Deep learning – between hype and disillusionment
For some time now, machine learning with deep artificial neural networks (deep learning) has been experiencing a boom. As a result of rapid technological progress, very large and deep networks can now be trained quickly and efficiently. At the same time, neural networks have proven to be ideally suited for many applications, such as text and speech recognition.
Varying quality
In practice, however, the quality of the predictions made by a neural network can vary greatly. For example, very large disparities in the quality of predictions may be observed in different training runs with the same training data and the same network architecture. This is often due to weight initialization. So-called starting weights are required before training can begin. These are usually generated randomly, and the hope is that they will approximate the best weights, or at least good ones, over the course of the training run. In an encouragingly high number of cases, this already works quite well – but not always. Sometimes, it is very difficult to obtain stable results. And sometimes, traditional methods deliver much better results.
Gradient descent in good times and bad
To find out why, we should take a closer look at the process behind the weight adjustments for clues. The aim of the weight adjustments is to minimise the error function, and the gradient descent method is used by default. In this process, the error function is a function of the weights. With perhaps 200 hidden layers and several tens of thousands of units, deep learning has a high-dimensional definition range. In effect, the dimension is equal to the number of weights or units. This function can have a lot of local minima and the gradient descent method (hopefully) takes us to one exact local minimum. Nevertheless, it is not easy to find out how far our local minimum differs from an absolute minimum. In practice, this is often not necessary, since we don’t need the absolute minimum to make good predictions – ‘just’ a sufficiently small local minimum.
A hiker in the Alps
Sometimes, however, this can pose a problem. The whole concept becomes a little easier to conceive if we only have two weights, namely an error function with a two-dimensional definition range and the real numbers (one dimensional) as the target range. We can then picture the graphene of this function as a mountainous landscape – perhaps comparable to the Alps. Let’s follow a hiker who starts walking from a random place in the Alps and is looking for water. They are expecting to find water at the hundred lowest points in the mountains. Using the gradient descent method, it would be a simple case of the hiker always going downhill and ending up in some valley (or a saddle point, which would also be OK). Since there are many valleys in the Alps, our hiker may get lucky and find water. Or they could end up at a local minimum that is much higher than the ones with water. The hiker’s success depends on their starting point, which is determined by the chosen starting weights.

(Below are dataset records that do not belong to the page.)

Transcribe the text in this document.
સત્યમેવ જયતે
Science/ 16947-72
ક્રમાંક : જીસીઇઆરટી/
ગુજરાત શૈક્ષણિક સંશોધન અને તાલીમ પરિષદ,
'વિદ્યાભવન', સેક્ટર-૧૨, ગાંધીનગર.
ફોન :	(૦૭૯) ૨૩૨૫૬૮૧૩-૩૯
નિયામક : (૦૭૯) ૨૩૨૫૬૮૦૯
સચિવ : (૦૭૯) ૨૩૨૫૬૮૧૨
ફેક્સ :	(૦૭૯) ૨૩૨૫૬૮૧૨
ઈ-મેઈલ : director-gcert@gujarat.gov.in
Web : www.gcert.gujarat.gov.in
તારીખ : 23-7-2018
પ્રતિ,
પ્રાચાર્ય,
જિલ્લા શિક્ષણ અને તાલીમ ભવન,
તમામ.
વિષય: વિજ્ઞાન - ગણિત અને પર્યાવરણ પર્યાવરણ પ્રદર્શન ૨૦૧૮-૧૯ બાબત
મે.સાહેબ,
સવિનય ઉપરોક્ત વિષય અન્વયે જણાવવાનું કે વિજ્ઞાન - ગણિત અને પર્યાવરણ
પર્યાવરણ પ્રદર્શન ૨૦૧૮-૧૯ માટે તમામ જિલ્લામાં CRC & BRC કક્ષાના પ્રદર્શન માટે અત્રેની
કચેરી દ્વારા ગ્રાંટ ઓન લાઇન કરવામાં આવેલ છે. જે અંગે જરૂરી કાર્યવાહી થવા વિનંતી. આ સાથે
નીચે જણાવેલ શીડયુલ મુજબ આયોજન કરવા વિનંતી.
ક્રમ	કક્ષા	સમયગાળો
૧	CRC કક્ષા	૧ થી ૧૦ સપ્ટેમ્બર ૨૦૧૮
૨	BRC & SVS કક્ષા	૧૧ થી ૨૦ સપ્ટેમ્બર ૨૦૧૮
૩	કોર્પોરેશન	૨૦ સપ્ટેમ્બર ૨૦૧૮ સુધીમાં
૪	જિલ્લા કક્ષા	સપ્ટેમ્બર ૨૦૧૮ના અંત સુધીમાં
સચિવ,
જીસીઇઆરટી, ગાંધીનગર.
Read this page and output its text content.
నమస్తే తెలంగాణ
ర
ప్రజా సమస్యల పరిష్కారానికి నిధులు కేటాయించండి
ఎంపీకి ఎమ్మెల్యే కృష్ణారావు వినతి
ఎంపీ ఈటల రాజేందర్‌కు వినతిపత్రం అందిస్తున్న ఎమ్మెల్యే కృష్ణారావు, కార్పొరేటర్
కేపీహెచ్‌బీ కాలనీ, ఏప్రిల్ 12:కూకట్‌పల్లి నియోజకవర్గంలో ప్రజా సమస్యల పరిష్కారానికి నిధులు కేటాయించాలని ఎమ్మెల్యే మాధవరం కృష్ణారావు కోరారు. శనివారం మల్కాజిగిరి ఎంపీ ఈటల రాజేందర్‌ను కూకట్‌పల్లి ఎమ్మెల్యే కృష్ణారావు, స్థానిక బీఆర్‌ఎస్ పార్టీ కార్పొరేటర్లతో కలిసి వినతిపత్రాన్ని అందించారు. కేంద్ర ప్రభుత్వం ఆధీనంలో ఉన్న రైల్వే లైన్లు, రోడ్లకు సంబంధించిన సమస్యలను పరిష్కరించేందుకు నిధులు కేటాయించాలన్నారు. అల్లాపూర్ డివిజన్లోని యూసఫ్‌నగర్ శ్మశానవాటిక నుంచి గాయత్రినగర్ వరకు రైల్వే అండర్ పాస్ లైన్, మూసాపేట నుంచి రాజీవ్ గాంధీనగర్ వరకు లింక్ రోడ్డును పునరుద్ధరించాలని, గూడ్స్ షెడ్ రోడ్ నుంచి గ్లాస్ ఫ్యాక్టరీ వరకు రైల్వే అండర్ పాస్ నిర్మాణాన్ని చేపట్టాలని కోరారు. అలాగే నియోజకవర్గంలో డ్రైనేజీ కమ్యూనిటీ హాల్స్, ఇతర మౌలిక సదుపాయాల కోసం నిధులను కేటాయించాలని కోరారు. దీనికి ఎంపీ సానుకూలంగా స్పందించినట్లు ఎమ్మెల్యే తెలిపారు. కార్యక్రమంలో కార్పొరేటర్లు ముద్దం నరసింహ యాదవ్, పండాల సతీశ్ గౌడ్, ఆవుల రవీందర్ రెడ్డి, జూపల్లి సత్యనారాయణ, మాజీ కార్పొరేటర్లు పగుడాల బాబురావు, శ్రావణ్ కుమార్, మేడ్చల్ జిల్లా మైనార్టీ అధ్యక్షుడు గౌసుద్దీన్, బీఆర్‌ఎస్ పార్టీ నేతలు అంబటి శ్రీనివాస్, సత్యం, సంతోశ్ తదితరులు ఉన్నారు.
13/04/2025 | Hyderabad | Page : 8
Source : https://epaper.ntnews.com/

A view from the helicopter
Our analogy, as well as practical experience, demonstrates that this approach has a clear weakness. That said, it is the best method we have at our disposal today. The problem for our hiker is that they are moving on the plane, which is, in a certain way, ‘in the dimension of the weights’. As a result, they lack important information about the structure of the landscape in which they are moving. If the hiker had a helicopter or a hot-air balloon, they could try to find a convenient starting point from above (i.e. from a higher perspective).
Contextual knowledge
Something similar is done in practice, where we try to use our contextual knowledge to achieve the right results. Specifically, learning methods are not used on a ‘greenfield’ basis, but within the framework of the subject-specific question. Here, we try to base our choice of starting weights on everything we already know beforehand.
Or send out a few hundred hikers
Of course, there is always the option of continually repeating the training run until the required level of quality is attained. This would be akin to sending out several hundred hikers, instead of just one. We would have done our job even if only one of them finds water.